Can't you use a per cpu structure to point to resources that are per
cpu instead ? so you will not have to rely on CPU ordering
> + */
> + init_waitqueue_head(&idle_cdev->waitq[cpu % weight]);
> +
> + tsk = kthread_create_on_cpu(cpuidle_cooling_injection_thread,
> + idle_cdev, cpu, "kidle_inject/%u");
> + if (IS_ERR(tsk)) {
> + ret = PTR_ERR(tsk);
> + goto out_fail;
> + }
> +
> + idle_cdev->tsk[cpu % weight] = tsk;
> +
> + wake_up_process(tsk);
> + }
> +
> + return 0;
> +
> +out_fail:
> + list_for_each_entry(idle_cdev, &cpuidle_cdev_list, node) {
> +
> + for_each_cpu(cpu, idle_cdev->cpumask) {
> +
> + if (idle_cdev->tsk[cpu])
> + kthread_stop(idle_cdev->tsk[cpu]);
> +
> + kref_put(&idle_cdev->kref, cpuidle_cooling_release);
> + }
> + }
> +
> + pr_err("Failed to create idle cooling device (%d)\n", ret);
> +
> + return ret;
> +}
> +#endif
> diff --git a/include/linux/cpu_cooling.h b/include/linux/cpu_cooling.h
> index d4292eb..2b5950b 100644
> --- a/include/linux/cpu_cooling.h
> +++ b/include/linux/cpu_cooling.h
> @@ -45,6 +45,7 @@ struct thermal_cooling_device *
> cpufreq_power_cooling_register(struct cpufreq_policy *policy,
> u32 capacitance, get_static_t plat_static_func);
>
> +extern int cpuidle_cooling_register(void);
> /**
> * of_cpufreq_cooling_register - create cpufreq cooling device based on DT.
> * @np: a valid struct device_node to the cooling device device tree node.

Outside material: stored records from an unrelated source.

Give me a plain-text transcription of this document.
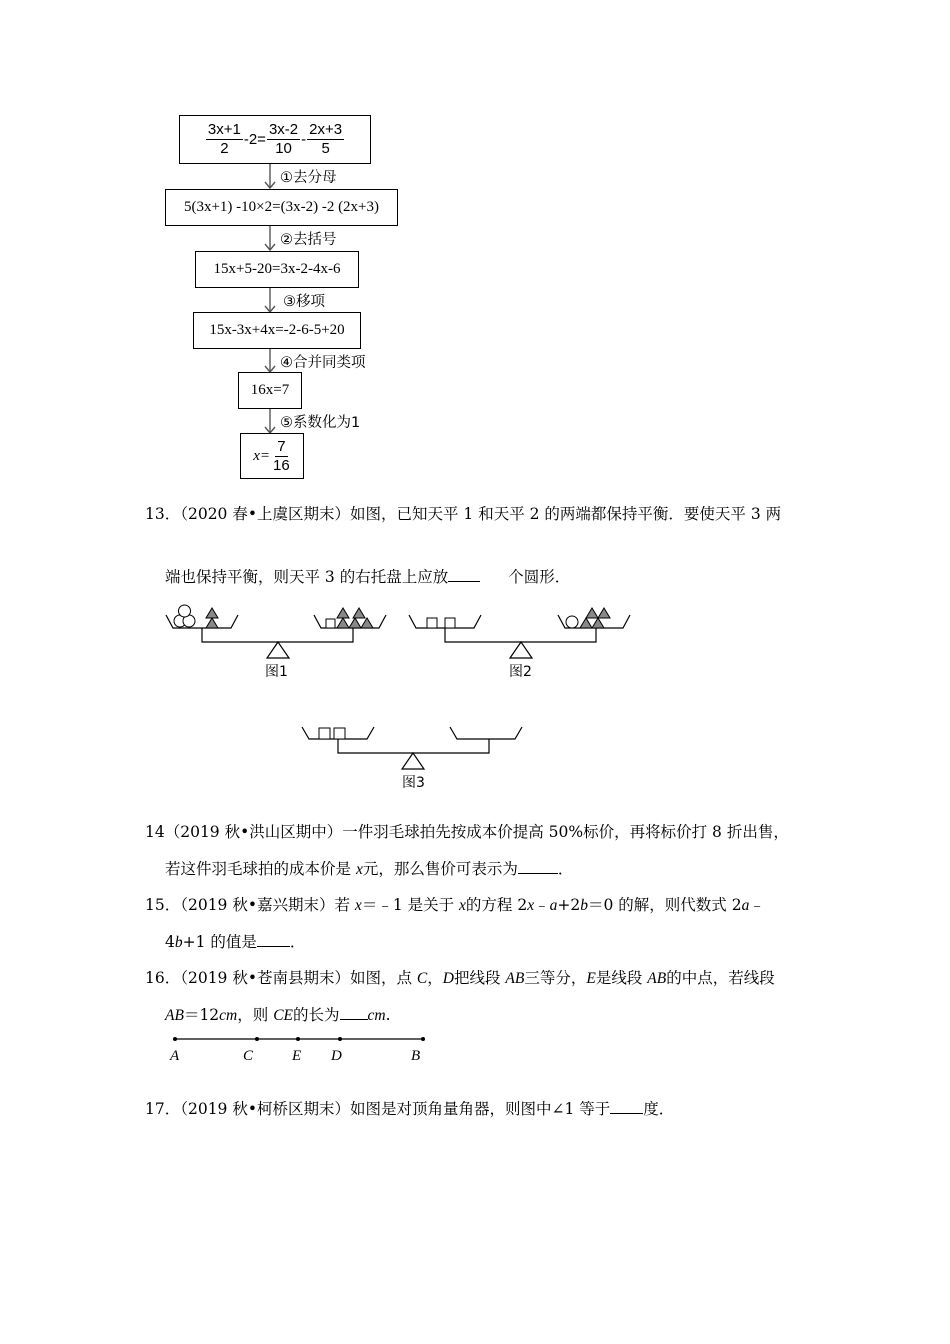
$\frac{3x+1}{2} -2= \frac{3x-2}{10} - \frac{2x+3}{5}$
①去分母
5(3x+1) -10×2=(3x-2) -2 (2x+3)
②去括号
15x+5-20=3x-2-4x-6
③移项
15x-3x+4x=-2-6-5+20
④合并同类项
16x=7
⑤系数化为1
$x= \frac{7}{16}$
13．（2020 春•上虞区期末）如图，已知天平 1 和天平 2 的两端都保持平衡．要使天平 3 两
端也保持平衡，则天平 3 的右托盘上应放	个圆形．
图1	图2
图3
14（2019 秋•洪山区期中）一件羽毛球拍先按成本价提高 50%标价，再将标价打 8 折出售，
若这件羽毛球拍的成本价是 x元，那么售价可表示为	．
15．（2019 秋•嘉兴期末）若 x＝﹣1 是关于 x的方程 2x﹣a+2b＝0 的解，则代数式 2a﹣
4b+1 的值是 ．
16．（2019 秋•苍南县期末）如图，点 C，D把线段 AB三等分，E是线段 AB的中点，若线段
AB＝12cm，则 CE的长为 cm.
A	C	E D	B
17．（2019 秋•柯桥区期末）如图是对顶角量角器，则图中∠1 等于 度．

> @@ -118,6 +119,11 @@ void cpufreq_cooling_unregister(struct thermal_cooling_device *cdev)
> {
> return;
> }
> +
> +static inline int cpuidle_cooling_register(void)
> +{
> + return 0;
> +}
> #endif /* CONFIG_CPU_THERMAL */
>
> #endif /* __CPU_COOLING_H__ */
> --
> 2.7.4
>